Dr. Tonia Bagby, associate director Veterans Affairs Pacific Island Healthcare System, answers questions during a town hall meeting for veterans at the Maui Arts & Cultural Center on Tuesday. [The Maui News / MATTHEW THAYER]

KAHULUI — Maui veterans are calling for improvements to the Veterans Choice Program, an option that allows those who live far from Veterans Affairs medical facilities to seek care with civilian doctors.

It’s an option veterans said they’re glad to have, but the relatively new program has bugs, they explained at a town hall Tuesday at the Maui Arts & Cultural Center.

“It’s one of the best programs that the VA has ever given to the veterans in Hawaii, so that we don’t have to travel to Honolulu to see a doctor,” said Fred Ruge, a Korean War veteran and Wailuku resident. “The only problem with that program — I talked to a lot of private doctors, and it takes so long for them to get paid after we visit them that a lot of doctors don’t want to participate in the program.”

The Veterans Choice Program is a health plan that provides “back-up” care if a veteran cannot be seen by a health care facility under the U.S. Department of Veterans Affairs within 30 days, or if the closest VA medical facility is more than 40 miles away, according to the VA website.

For Neighbor Island veterans, it’s a useful option. And while Tripler Army Medical Center on Oahu is the de facto military hospital, it’s not officially a VA facility, so the program applies to veterans in Hawaii, the U.S. territories of Guam and American Samoa and the Commonwealth of the Northern Mariana Islands.

But, as Ruge pointed out, there are issues with the length of time that doctors must wait to get reimbursed by the VA.

Vietnam veteran and Kahului resident Bill Staton said there’s a disconnect between the doctors and the VA clinic, which sometimes is unaware of the type of medical care that veterans are receiving through the program.

“It’s really not working for Hawaii. Clearly not for the Neighbor Islands,” Staton said. “We don’t know how long it’ll take for us to be able to see these doctors we’re sent to. It can be anywhere from 30 days to months.”

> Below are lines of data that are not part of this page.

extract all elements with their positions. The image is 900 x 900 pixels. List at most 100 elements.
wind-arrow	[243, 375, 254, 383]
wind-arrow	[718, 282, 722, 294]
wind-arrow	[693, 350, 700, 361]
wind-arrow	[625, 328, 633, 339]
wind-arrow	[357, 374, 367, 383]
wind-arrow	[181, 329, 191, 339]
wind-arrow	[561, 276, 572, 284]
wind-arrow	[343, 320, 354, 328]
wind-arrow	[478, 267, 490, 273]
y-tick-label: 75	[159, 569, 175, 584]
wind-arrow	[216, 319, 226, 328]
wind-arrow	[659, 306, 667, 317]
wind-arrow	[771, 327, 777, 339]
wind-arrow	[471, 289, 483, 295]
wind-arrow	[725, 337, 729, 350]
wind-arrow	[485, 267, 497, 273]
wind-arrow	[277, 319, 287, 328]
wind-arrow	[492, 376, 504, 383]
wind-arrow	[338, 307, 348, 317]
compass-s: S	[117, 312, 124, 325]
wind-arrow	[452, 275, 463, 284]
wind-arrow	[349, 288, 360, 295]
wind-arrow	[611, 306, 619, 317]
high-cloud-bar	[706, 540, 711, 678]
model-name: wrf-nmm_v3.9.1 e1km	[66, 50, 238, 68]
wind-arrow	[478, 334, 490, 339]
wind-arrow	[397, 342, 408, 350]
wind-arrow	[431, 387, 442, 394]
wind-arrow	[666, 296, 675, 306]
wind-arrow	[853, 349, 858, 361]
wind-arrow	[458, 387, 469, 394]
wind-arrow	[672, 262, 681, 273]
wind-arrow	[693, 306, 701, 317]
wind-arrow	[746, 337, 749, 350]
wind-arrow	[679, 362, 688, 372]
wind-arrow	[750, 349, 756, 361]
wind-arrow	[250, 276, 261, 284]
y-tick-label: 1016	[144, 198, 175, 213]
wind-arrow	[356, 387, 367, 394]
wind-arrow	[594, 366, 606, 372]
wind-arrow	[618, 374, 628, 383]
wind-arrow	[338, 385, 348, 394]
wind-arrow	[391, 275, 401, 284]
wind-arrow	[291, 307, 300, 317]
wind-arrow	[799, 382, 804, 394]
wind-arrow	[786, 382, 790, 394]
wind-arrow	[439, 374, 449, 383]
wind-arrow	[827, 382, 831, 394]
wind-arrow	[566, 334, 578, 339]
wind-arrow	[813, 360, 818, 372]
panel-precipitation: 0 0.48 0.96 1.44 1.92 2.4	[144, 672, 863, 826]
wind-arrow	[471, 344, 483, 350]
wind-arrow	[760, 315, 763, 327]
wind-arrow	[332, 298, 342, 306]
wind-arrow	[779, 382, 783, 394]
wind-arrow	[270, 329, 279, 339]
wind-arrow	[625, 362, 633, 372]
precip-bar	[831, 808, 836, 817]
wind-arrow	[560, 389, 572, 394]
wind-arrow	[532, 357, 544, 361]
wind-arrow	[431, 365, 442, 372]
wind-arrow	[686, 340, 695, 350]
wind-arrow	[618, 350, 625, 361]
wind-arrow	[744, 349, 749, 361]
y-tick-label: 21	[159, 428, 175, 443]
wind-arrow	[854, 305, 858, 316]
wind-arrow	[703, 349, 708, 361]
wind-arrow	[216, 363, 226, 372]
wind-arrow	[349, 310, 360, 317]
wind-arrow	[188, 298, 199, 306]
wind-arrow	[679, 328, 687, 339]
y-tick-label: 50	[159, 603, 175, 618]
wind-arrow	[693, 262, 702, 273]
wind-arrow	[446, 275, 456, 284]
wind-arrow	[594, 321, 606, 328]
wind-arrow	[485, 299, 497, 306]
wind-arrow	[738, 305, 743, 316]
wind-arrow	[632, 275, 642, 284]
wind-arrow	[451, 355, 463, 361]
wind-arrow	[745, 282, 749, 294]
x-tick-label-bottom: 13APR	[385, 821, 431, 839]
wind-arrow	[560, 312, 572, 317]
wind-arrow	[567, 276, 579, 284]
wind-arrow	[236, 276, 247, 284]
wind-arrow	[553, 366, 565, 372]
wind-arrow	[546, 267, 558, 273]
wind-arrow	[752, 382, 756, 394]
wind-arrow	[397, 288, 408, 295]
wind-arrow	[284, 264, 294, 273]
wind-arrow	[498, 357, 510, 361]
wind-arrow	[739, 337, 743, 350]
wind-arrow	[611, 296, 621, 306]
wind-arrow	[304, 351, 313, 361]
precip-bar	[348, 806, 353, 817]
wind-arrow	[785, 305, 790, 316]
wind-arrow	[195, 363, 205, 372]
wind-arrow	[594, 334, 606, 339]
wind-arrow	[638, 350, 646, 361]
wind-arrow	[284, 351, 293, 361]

The choice program was implemented so quickly two years ago that the VA has been racing to catch up ever since, said Karl Kiyokawa, Pacific regional director for TriWest Healthcare Alliance, the company that helps veterans find doctors through the choice program.

After a veteran sees a doctor, the doctor files a claim with TriWest, which reports to the VA so the doctor can be reimbursed. Kiyokawa said that, because the reporting system wasn’t in place yet, “it backed up all the payments.”

“But as of the first of this year, we’re pretty much caught up with payments, so providers should see payments coming their way,” Kiyokawa said. “But if do hear from your doctor that they’re not getting paid, please get in contact with us.”

Cherie Gnehm-Wright, veterans service counselor with the state, said that the concern she hears often is that veterans don’t have a liaison or someone to contact with their issues. While the VA and TriWest work out the reimbursement, the veterans continue to get bills in the mail and aren’t sure where their claims stand, she said.

“It’s a new program that’s still got a lot of bugs,” she said.

TriWest is working to get doctors and the VA clinic on the same page, Kiyokawa said. The company has been reaching out to doctors to make sure that they send medical reports back to TriWest (as requested by the VA), so that the reports can be put into the VA’s information system.